Life on the Plus Side
My mind spun around for a bit of thinking of how I could fix this mistake I had made. I still wanted to make this beautiful pattern, but I questioned if I had the skills to figure out how to adjust up to my size. With the small amount of knitting experience I had at the time, I was doubting I had the ability to turn this around.
If you wear a size that bears an X, or multiple X’s for some of us, you may know the feeling all too well of finding a beautiful pattern you would love to make but the designer has stopped short of your size. Or the designer has written a pattern to your size, but they have used a size chart that scaled all the sizes down. The range of feelings this causes can go from pure frustration all the way to negative thoughts about our bodies.
As a woman in my late 30’s, I have been all over the place when it comes to the size and shape of my body. After having two large babies in 2006 and 2008, while already overweight, I found myself in a body I wasn’t happy with. Over the next three years I would shed nearly ninety pounds and then for the next seven I would gain it all back. I came to a place where I began to ask myself, what if this is the way I always look? What if I’m always plus sized?
We all know how good it feels to find that piece of clothing or outfit that fits just right, that helps us feel more confident, the one we stand back and smile in knowing we look good! When we’ve hand made that piece it feels even better. Designers within the needle arts community have the power to create more of those moments in makers’ lives. We can be on the side that leads people, of all ages, to accept their bodies in all the shapes they may take over the course of their lives.
What specifically can we do right now to help this movement gain speed? Here are a few things you can begin doing today to encourage progress:
“When you are willing to embrace your body, in every stage of life, and you commit to halting negative talk about yourself and others’ bodies, then you can influence others to do the same”
Speak Kindly to Yourself and Others
Whether you have a small amount of people you interact with daily or a large social media account, the way you talk about and carry yourself will influence others. When you are willing to embrace your body, in every stage of life, and you commit to halting negative talk about yourself and others’ bodies, then you can influence others to do the same.
Body positivity and acceptance doesn’t mean there aren’t things you wish were different on your body, nor does it mean there won’t be days you just won’t feel positive about your body. It just means you are making a conscientious decision to accept and respect the way your body is in the moment.

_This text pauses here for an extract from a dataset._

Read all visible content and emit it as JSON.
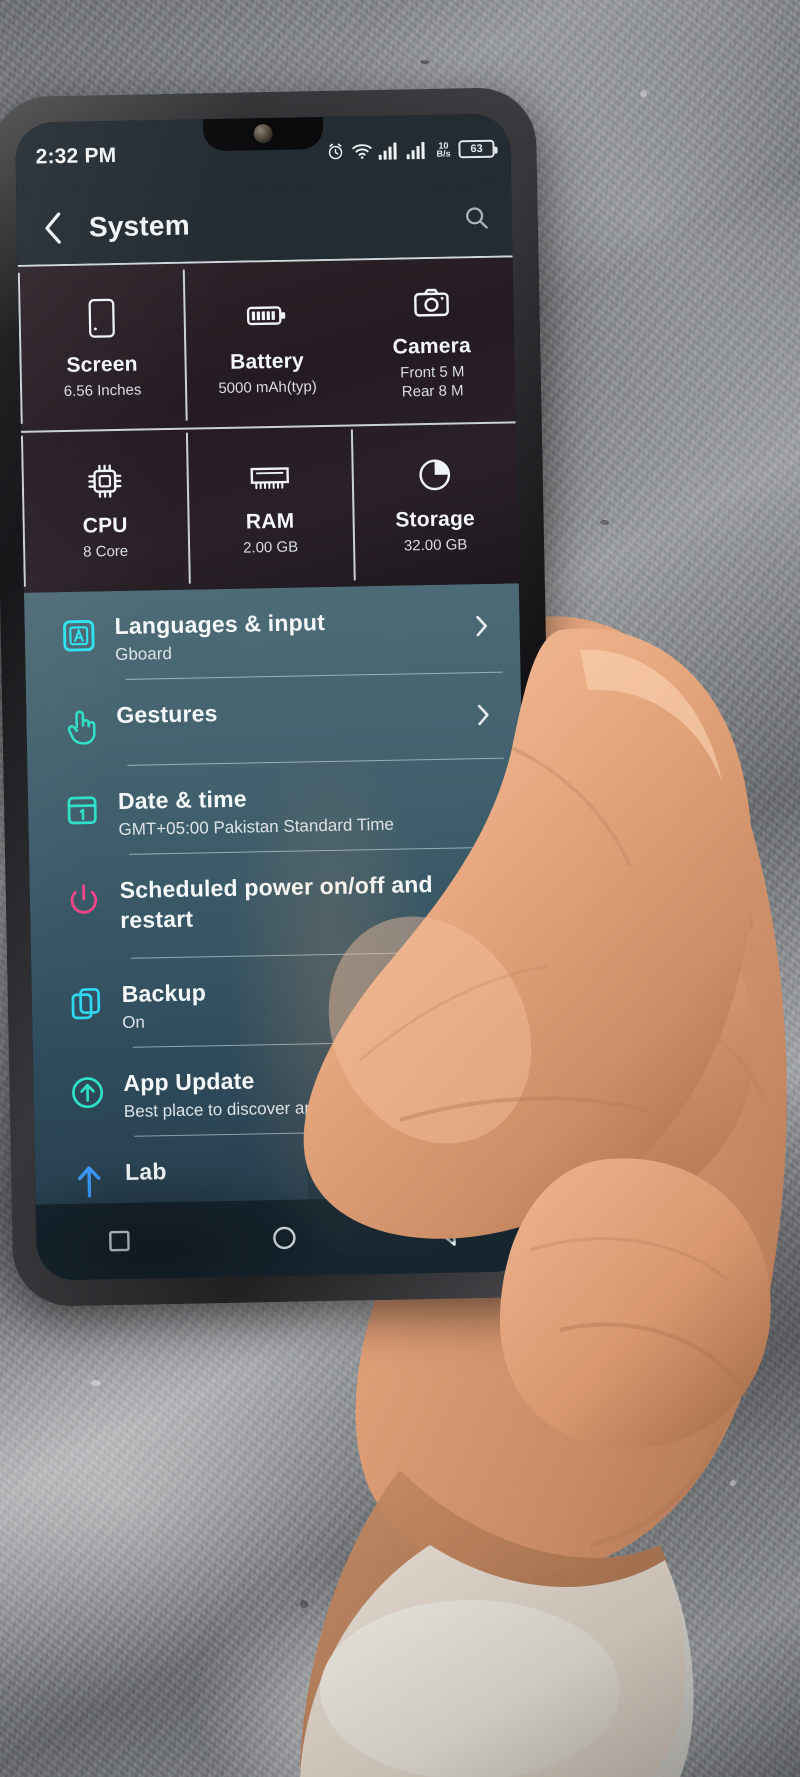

To believe the good things you’re saying to yourself. It also means you do not value yourself or another person more or less based on outward appearance.
If you’re having trouble getting to this place, there may be things in your past or present that need attention. Ask yourself what you think the ideal body is and then ask yourself how you came to that conclusion? The answer may surprise you! Talking it out with a trusted friend or a therapist can help you begin to move in the direction of truly loving yourself.

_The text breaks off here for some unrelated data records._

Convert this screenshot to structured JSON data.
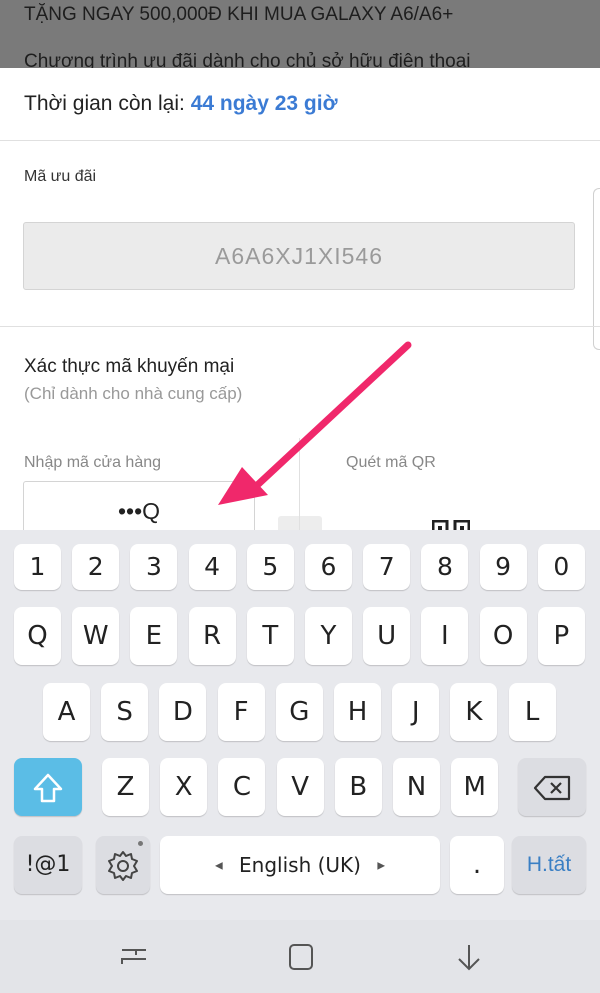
{
  "background_page": {
    "headline": "TẶNG NGAY 500,000Đ KHI MUA GALAXY A6/A6+",
    "description": "Chương trình ưu đãi dành cho chủ sở hữu điện thoại"
  },
  "sheet": {
    "time_label": "Thời gian còn lại:",
    "time_value": "44 ngày 23 giờ",
    "code_title": "Mã ưu đãi",
    "code_value": "A6A6XJ1XI546",
    "verify_title": "Xác thực mã khuyến mại",
    "verify_subtitle": "(Chỉ dành cho nhà cung cấp)",
    "store_code_label": "Nhập mã cửa hàng",
    "store_code_value": "•••Q",
    "qr_label": "Quét mã QR"
  },
  "colors": {
    "accent_blue": "#3b7bd4",
    "shift_key": "#5bbde6",
    "arrow": "#f0286b"
  },
  "keyboard": {
    "number_row": [
      "1",
      "2",
      "3",
      "4",
      "5",
      "6",
      "7",
      "8",
      "9",
      "0"
    ],
    "row1": [
      "Q",
      "W",
      "E",
      "R",
      "T",
      "Y",
      "U",
      "I",
      "O",
      "P"
    ],
    "row2": [
      "A",
      "S",
      "D",
      "F",
      "G",
      "H",
      "J",
      "K",
      "L"
    ],
    "row3": [
      "Z",
      "X",
      "C",
      "V",
      "B",
      "N",
      "M"
    ],
    "symbols_key": "!@1",
    "space_label": "English (UK)",
    "period_key": ".",
    "done_key": "H.tất",
    "shift_icon": "shift-up-arrow-icon",
    "backspace_icon": "backspace-icon",
    "settings_icon": "gear-icon"
  },
  "navbar": {
    "icons": [
      "recent-apps-icon",
      "home-icon",
      "back-icon"
    ]
  }
}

Pattern Test for Designers/Model What You Make
If you’re not quite ready to test for designers, modeling the pieces you make for yourself will offer that gift to other makers out there and help the designer promote their size inclusive pattern. You never know who is going to come across your photo in the vast world of the internet and how that one photo might help them in their journey.
Write Quality Patterns for More Sizes
I think we all can agree that feeling included is a really good feeling. Having the option to make a pattern in our size elicits that feeling. Knowing a designer didn’t preclude anyone based on their size helps more people feel welcome and safe in our community.
As an aspiring knit and crochet apparel designer, I am absolutely dedicated to not only designing for a broader range of sizes, but also making sure I am using the correct range of measurements for those sizes. While I can use my own measurements to design larger sizes, I may have trouble on the smaller end of the scale. The same can be said for a smaller person designing for plus sizes. Even people who wear the same size can have vastly different body shapes. This is where size charts can be helpful tools. One trusted site whose charts coincide with the current U.S. standards from baby to plus size is the Craft Yarn Council. Their size charts can be found here. They also feature valuable information about fit and how to measure your body.
Once your pattern is written, have every size tested to verify your measurements are going to fit your makers. Be open to suggestions that your testers may make. I have been fortunate to work with designers who welcomed my feedback and felt comfortable asking questions about how the garment fit me. Pattern testers can be found in close friends, your local knit and crochet groups, or even moderated groups on social media platforms.
If you’re wondering if I ever found a way to make that pattern work, I did. I took this moment that initially felt like a mistake and turned it into an opportunity to grow and expand my own skill set. What could have led to frustration or negative thoughts, was taken by the reigns and used as a catalyst for change. Body positivity and acceptance may start from within, but when we choose to live it outside boldly, we can begin to positively impact the lives of others.